Operating Frequency Limits specify the range of the load considered in the simulation.

Number of frequency points has the same function in random vibration analysis as in the harmonic study. The solution from the random vibration study for any quantity will feature valleys and distinct peaks with the maximums of the response amplitudes. Random vibration study will therefore always solve for the solution where the operating frequency coincides with the natural frequencies. These are potentially critical locations where a resonance may occur. To obtain a smooth amplitude response function, the simulation solves for the solution at the additional points within each frequency band. The number of these additional points is controlled by this parameter.

Increasing Number of frequency points will make the calculation time longer, but will also provide a smoother solution. A smooth solution is important for the accurate integration of the resulting PSD curve in order to obtain accurate RMS values.

Correlation defines how much correlation between the nodes of the finite element model is required during the solution process. It is recommended that the Fully correlated option is always used. The Fully uncorrelated option should only be used if the system lacks sufficient computation power. The Partially correlated option is not used frequently.

The Advanced tab controls the solution Method, Gauss integration order, Biasing parameter, and Cross-mode cut-off ratio.

Two methods for the solution are available:

• Standard, where full random vibration solution is performed. This is the default selection and should always be used.
• Approximate, which assumes that the PSD of the exciting quantity is locally constant.
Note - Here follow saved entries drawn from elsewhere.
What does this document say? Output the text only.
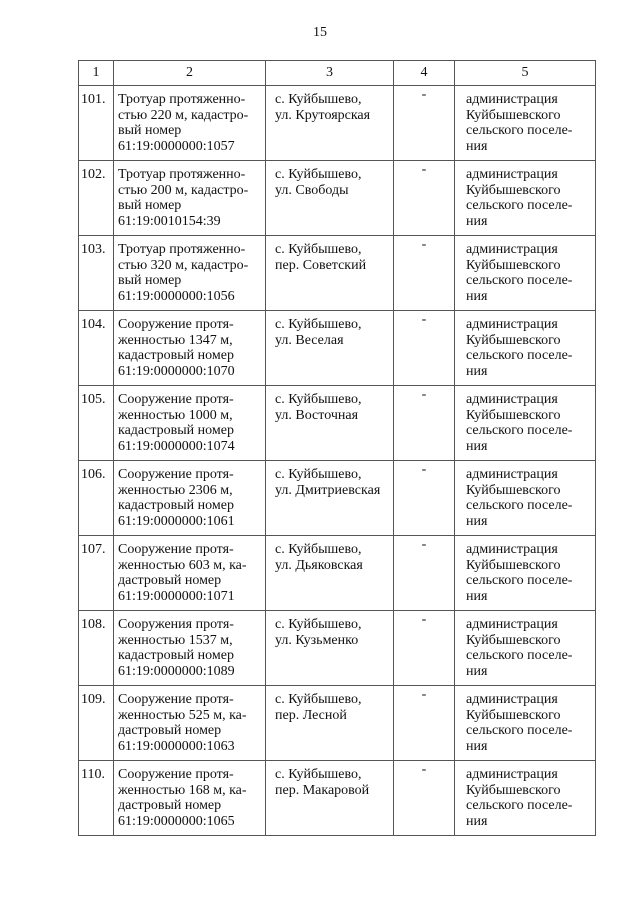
15
1	2	3	4	5
101.	Тротуар протяженно-
стью 220 м, кадастро-
вый номер
61:19:0000000:1057	с. Куйбышево,
ул. Крутоярская	-	администрация
Куйбышевского
сельского поселе-
ния
102.	Тротуар протяженно-
стью 200 м, кадастро-
вый номер
61:19:0010154:39	с. Куйбышево,
ул. Свободы	-	администрация
Куйбышевского
сельского поселе-
ния
103.	Тротуар протяженно-
стью 320 м, кадастро-
вый номер
61:19:0000000:1056	с. Куйбышево,
пер. Советский	-	администрация
Куйбышевского
сельского поселе-
ния
104.	Сооружение протя-
женностью 1347 м,
кадастровый номер
61:19:0000000:1070	с. Куйбышево,
ул. Веселая	-	администрация
Куйбышевского
сельского поселе-
ния
105.	Сооружение протя-
женностью 1000 м,
кадастровый номер
61:19:0000000:1074	с. Куйбышево,
ул. Восточная	-	администрация
Куйбышевского
сельского поселе-
ния
106.	Сооружение протя-
женностью 2306 м,
кадастровый номер
61:19:0000000:1061	с. Куйбышево,
ул. Дмитриевская	-	администрация
Куйбышевского
сельского поселе-
ния
107.	Сооружение протя-
женностью 603 м, ка-
дастровый номер
61:19:0000000:1071	с. Куйбышево,
ул. Дьяковская	-	администрация
Куйбышевского
сельского поселе-
ния
108.	Сооружения протя-
женностью 1537 м,
кадастровый номер
61:19:0000000:1089	с. Куйбышево,
ул. Кузьменко	-	администрация
Куйбышевского
сельского поселе-
ния
109.	Сооружение протя-
женностью 525 м, ка-
дастровый номер
61:19:0000000:1063	с. Куйбышево,
пер. Лесной	-	администрация
Куйбышевского
сельского поселе-
ния
110.	Сооружение протя-
женностью 168 м, ка-
дастровый номер
61:19:0000000:1065	с. Куйбышево,
пер. Макаровой	-	администрация
Куйбышевского
сельского поселе-
ния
This option should only be used if the system lacks sufficient power and the input PSD resembles the white noise locally.

Gauss integration order controls the order of the numerical integration required to integrate the output PSD curve in order to obtain the RMS of the resulting quantity. Default value of 2 is suitable for most of the solutions. If higher accuracy is required, set this option to 3.

Biasing parameter defines how the frequency points specified in the Number of frequency points option are spaced. A value of 1 ensures evenly distributed data; any value larger than 1 pushes points toward the natural frequency data locations at the center of the band. The typical value for this parameter is 2.

Cross-mode cut-off ratio controls interaction between highly spaced modes.